Trouxemos a vivência com os instrumentos, porém a dinâmica foi diversificada já que utilizamos pequenas almofadas com diferentes aromas e texturas para a experimentação, os aromas eram de alimentos diversos, como por exemplo: milho verde, ameixas, morango, laranja, erva-doce e baunilha, relacionamos cada cheiro com um som, e permitimos o toque para a mesma sentir a vibração.

A utilização dos instrumentos se deu por meio do toque e de uma experiência de vibração, a aluna demonstrou gostar muito de dançar e movimentar o corpo.
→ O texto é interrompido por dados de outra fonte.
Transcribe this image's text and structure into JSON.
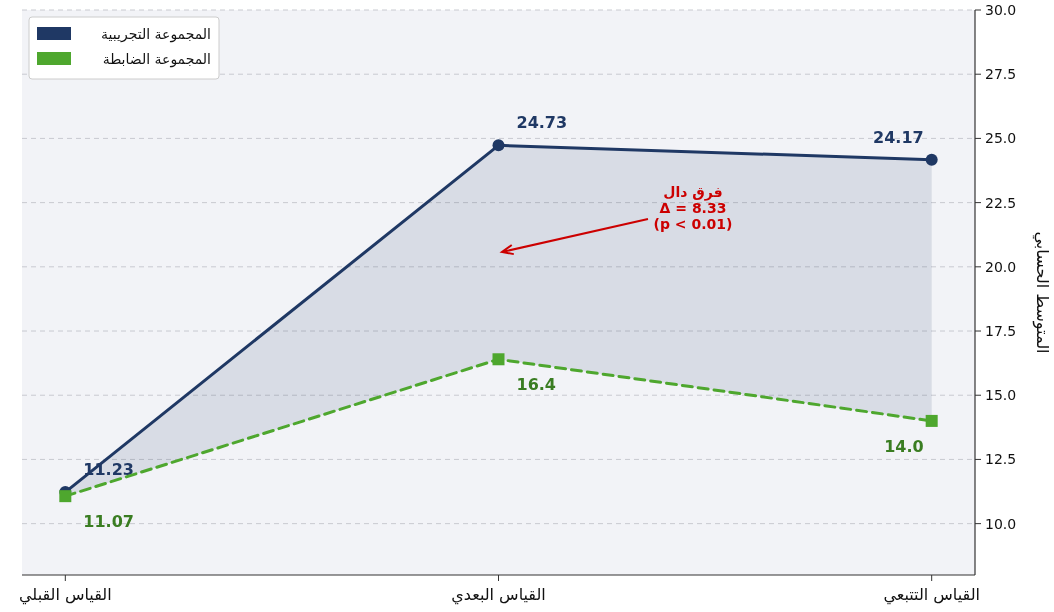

A professora da sala de Atendimento Educacional Especializado relatou que a mesma possui gestos repetitivos, denominados maneirismos. Necessário ressaltar a importância da construção do vínculo, por isso realizamos vários encontros para estabelecer esse contato.

 
Segundo Gense & Gense (2004) e Giacomini (2005), as necessidades que as pessoas surdocegas têm de aprender e de utilizar as técnicas de orientação e mobilidade estão relacionadas a três aspectos, que antecedem às próprias técnicas:

  • VÍNCULO: a aproximação deve ser tranquila e devagar. 
  • SEGURANÇA: a pessoa surdocega começa a se sentir mais tranquila ao perceber que pode confiar nas pessoas com as quais ela formou um vínculo.
  • COMUNICAÇÃO: cada pessoa surdocega dispõe de um sistema de comunicação diferente, que pode ir desde o mais concreto (uso de objetos de referência) até o mais simbólico (libras táteis, escrita na palma da mão).
    O processo de interação foi, então, uma construção diária, até chegarmos na criação de sons harmônicos. Não foi possível notar se a mesma relacionou os sons aos aromas, porém a mesma produziu sons com os instrumentos que foram apresentados.

RESULTADOS E DISCUSSÕES

A comparação entre as duas experiências (os seis alunos surdos e a surdocega), trouxe algumas reflexões em relação a música, os sentidos e como cada grupo se apropriou do som, ora pela vibração, ora pelo tato.

Na primeira, notamos a interação do grupo com os instrumentos, como cada um se apropriou de um deles e resolveu produzir suas criações musicais. De modo geral, o tambor foi o preferido nestas intervenções e o som mais grave foi constante, apesar do incômodo para o aluno implantado, todos sem exceção, obtiveram sucesso em suas vivências como um grupo. Já no segundo processo em AEE, notamos que todo o trabalho deve ser feito devagar, pois a criação do vínculo é mais importante que a própria vivência cultural. 

considerações finais

A partir do questionamento de que a Arte é primordial para os sentidos, observamos ao longo de nossa trajetória como ela foi fundamental para os dois grupos visitados. Apesar de não escutar, as vibrações, pelo tato e os aromas se integraram à experiência musical proposta.

Os ambientes se tornaram além dos educacionais já instalados, espaços de criação e de arte.

Sendo assim, podemos considerar o quanto as linguagens artísticas, a música, a dança, o teatro, as artes plásticas, de forma integrada e interdisciplinar podem gerar, não apenas nos conhecimentos específicos, mas em situações de integração e de riqueza cultural, quebrando o silêncio, gerando superação e trazendo ao indivíduo com deficiência múltipla sensorial ou com surdez, uma vivência única.

É necessário que se garanta mais espaços e ações onde a música, a arte e a exploração dos cinco sentidos possam contribuir para uma educação que amplie horizontes, que forme como um todo, e que traga experiência e qualidade de vida, bem-estar e principalmente o direito de aprendizagem plena de todos os conteúdos propostos, independentemente dos sentidos a serem explorados.